Even so, Germany would face costs it could not control. A new D-mark would surely rise steeply, harming the country’s exporters. Exit from the euro area would deplete its customers in the rest of the zone of the cash and credit needed to buy German goods. As a big creditor, it holds lots of assets elsewhere in the zone. The value of these would plummet in new D-marks, and a contraction in credit in the rump of the euro zone would mean that the value of assets, including businesses that might otherwise have survived, would be destroyed. Germany would no longer be able to influence the euro area’s monetary policy. It could not prevent the ECB from stoking inflation, which would undermine the real value of German loans made to euro-zone banks, businesses and governments.

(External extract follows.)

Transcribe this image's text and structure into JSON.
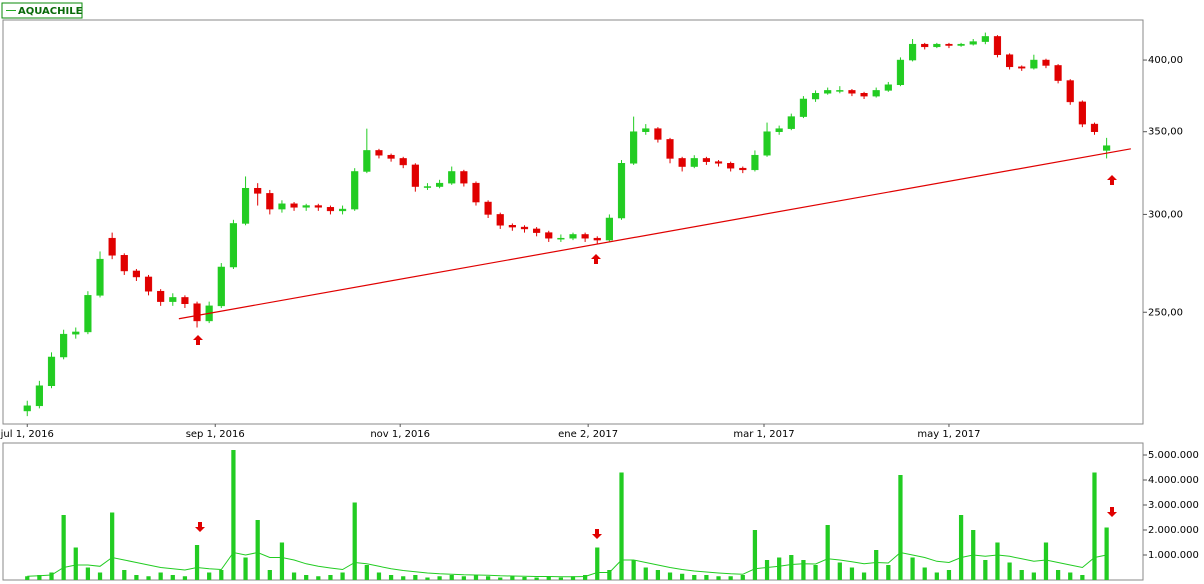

A determined country could leave the euro and establish its own currency again: nothing is truly irreversible for a sovereign nation. But even the most wilful and powerful state could not fully control the banking chaos and social unrest that a forced currency conversion would unleash. It would be a curious decision for Germany to seek to abandon the euro in search of greater monetary and fiscal stability. It would first have to endure a long period of financial disarray.

Is it worth it?

Countries at the euro zone’s periphery that face years of austerity and high unemployment inside the euro may find it harder to believe that things could be much worse if they left. A devaluation would spare them the grinding wage deflation needed to price the unemployed back into work (though it would not address the economic weaknesses that lie behind poor competitiveness). The spectre of bank runs, high funding costs, default and social unrest might not seem so scary in today’s conditions: some countries are already vulnerable to these. Efforts to ameliorate these problems have so far proved inadequate (see article).

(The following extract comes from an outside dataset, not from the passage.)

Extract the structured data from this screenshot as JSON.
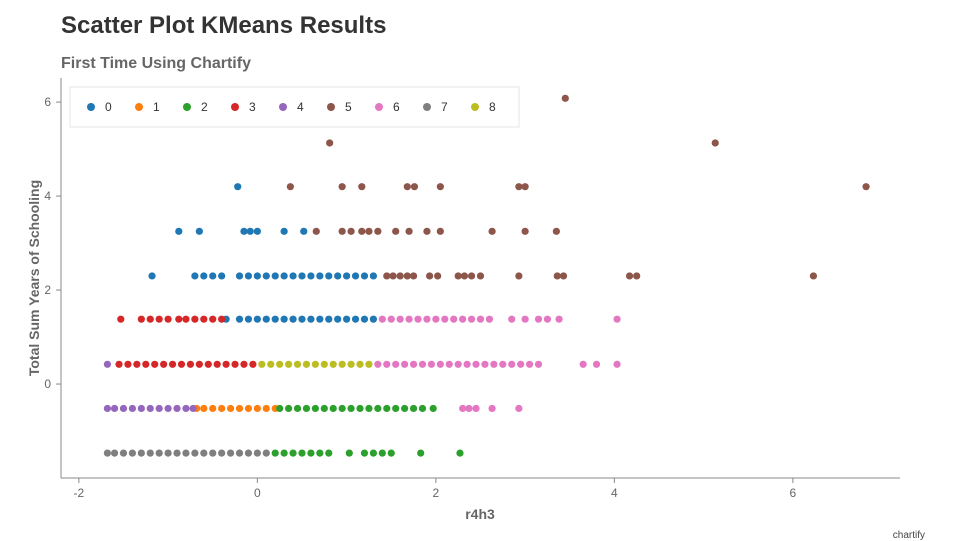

Therein lies the danger for the euro. The cost of breaking up the single currency would be enormous. In the ensuing chaos and recrimination, the survival of the EU and its single market would be in jeopardy. But by believing that a break-up cannot happen, the euro zone’s authorities will always tend to stop short of the radical measures needed to hold the project together. Given the likely and devastating chaos, it would be a mistake for a country to choose to leave. But mistakes occur in times of stress. That is why some are beginning to contemplate the unthinkable.